No pain. The world is a wonderful whisper for those who can listen, if necessary in silence.

20121111

pietas

Pietà - di Kim Ki-duk (2012)
Giudizio sintetico: si può vedere (3/5)

Cheonggyecheon, Seoul. Lee Kang-do è il riscossore dei debiti per conto della malavita. E' spietato, non fa sconto alcuno; non ne trae grandi vantaggi, vive in maniera spartana, senza lussi di sorta. Durante uno dei suoi giri di riscossione, una donna comincia a seguirlo senza dire una parola. Lo segue incessantemente, nonostante lui si innervosisca e la respinga più e più volte. Dopo qualche tempo, lei gli rivela che è sua madre, la donna che lo ha abbandonato. Gli chiede perdono. Kang-do si arrabbia ancora di più, maltratta la donna, inveisce contro di lei, le intima di andarsene, ma lei ogni volta torna. Alla fine, Kang-do si arrende, ed abbraccia la madre ritrovata. Inizia un processo di redenzione per lui. Ma la donna viene rapita. Il dolore, lo stesso, più o meno, che provavano le sue vittime, è per lui devastante.
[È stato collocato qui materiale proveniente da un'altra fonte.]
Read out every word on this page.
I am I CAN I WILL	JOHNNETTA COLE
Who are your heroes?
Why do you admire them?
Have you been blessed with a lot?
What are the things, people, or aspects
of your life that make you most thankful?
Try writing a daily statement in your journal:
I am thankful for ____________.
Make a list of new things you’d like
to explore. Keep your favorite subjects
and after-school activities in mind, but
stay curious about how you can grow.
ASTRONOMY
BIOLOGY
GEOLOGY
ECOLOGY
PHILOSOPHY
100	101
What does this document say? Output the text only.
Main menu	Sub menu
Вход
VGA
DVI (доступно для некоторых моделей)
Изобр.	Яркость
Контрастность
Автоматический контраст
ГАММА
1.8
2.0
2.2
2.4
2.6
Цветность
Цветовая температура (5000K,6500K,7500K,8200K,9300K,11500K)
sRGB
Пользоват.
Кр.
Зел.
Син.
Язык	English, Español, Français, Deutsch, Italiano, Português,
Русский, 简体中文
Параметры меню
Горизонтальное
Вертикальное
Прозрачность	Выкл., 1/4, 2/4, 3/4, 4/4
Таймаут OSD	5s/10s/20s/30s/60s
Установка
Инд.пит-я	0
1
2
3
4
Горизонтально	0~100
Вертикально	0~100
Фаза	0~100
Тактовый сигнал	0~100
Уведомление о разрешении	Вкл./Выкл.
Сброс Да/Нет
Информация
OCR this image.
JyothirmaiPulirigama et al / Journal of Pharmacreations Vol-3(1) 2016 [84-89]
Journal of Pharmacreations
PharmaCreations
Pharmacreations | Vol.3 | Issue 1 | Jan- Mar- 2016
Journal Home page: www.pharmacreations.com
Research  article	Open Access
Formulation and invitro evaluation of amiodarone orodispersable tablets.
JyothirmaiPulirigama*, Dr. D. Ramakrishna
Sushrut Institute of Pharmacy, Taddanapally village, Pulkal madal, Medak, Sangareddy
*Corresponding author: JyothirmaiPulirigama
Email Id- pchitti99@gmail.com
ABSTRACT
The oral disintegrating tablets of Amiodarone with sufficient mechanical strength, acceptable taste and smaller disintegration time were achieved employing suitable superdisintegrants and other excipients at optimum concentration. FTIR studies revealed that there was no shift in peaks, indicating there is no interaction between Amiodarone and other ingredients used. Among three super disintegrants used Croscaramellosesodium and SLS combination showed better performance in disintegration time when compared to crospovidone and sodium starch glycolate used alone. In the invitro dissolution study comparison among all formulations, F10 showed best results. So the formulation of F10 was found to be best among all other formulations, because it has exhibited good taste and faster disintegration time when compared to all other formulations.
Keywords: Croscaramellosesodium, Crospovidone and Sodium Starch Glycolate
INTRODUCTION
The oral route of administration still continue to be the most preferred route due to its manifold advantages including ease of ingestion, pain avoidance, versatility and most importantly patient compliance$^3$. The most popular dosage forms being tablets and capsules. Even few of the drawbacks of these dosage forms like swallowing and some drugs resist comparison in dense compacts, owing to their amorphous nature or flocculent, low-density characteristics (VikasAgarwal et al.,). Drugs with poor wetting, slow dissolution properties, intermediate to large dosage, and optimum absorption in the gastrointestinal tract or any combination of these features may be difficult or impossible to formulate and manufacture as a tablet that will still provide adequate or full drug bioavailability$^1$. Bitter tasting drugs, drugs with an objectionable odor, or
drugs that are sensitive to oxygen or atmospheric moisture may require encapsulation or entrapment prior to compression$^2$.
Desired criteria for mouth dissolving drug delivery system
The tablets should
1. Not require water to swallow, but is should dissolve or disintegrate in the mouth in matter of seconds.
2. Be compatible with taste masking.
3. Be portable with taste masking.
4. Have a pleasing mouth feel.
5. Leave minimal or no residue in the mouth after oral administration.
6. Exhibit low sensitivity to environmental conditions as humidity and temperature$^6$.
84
Il ritorno del regista coreano, che negli ultimi anni ha affascinato tantissimi amanti di cinema, me compreso, dopo la crisi seguita a Bimong e la catarsi di Arirang, è stato osannato da gran parte della critica, vincendo il Leone d'Oro all'ultima Mostra di Venezia. Film ruvido anche visivamente, girato in sobborghi miseri e sporchi, esasperando visioni ributtanti e violente, estremista nel messaggio (i soldi ci disumanizzano), è come al solito furbo dal punto di vista della sceneggiatura, ma ancora non mi convince appieno. Le emozioni che questo pur grande regista era solito riuscire a regalarmi, non sono ancora ritornate ai livelli di Indirizzo sconosciuto, Real Fiction, Primavera, estate, autunno, inverno... e ancora primavera, L'isola, Bad Guy, Ferro 3, questo almeno a mio modesto parere; anche se Kim rimane lo stesso spavaldo bad guy, un passo avanti alla provocazione di chiunque altro.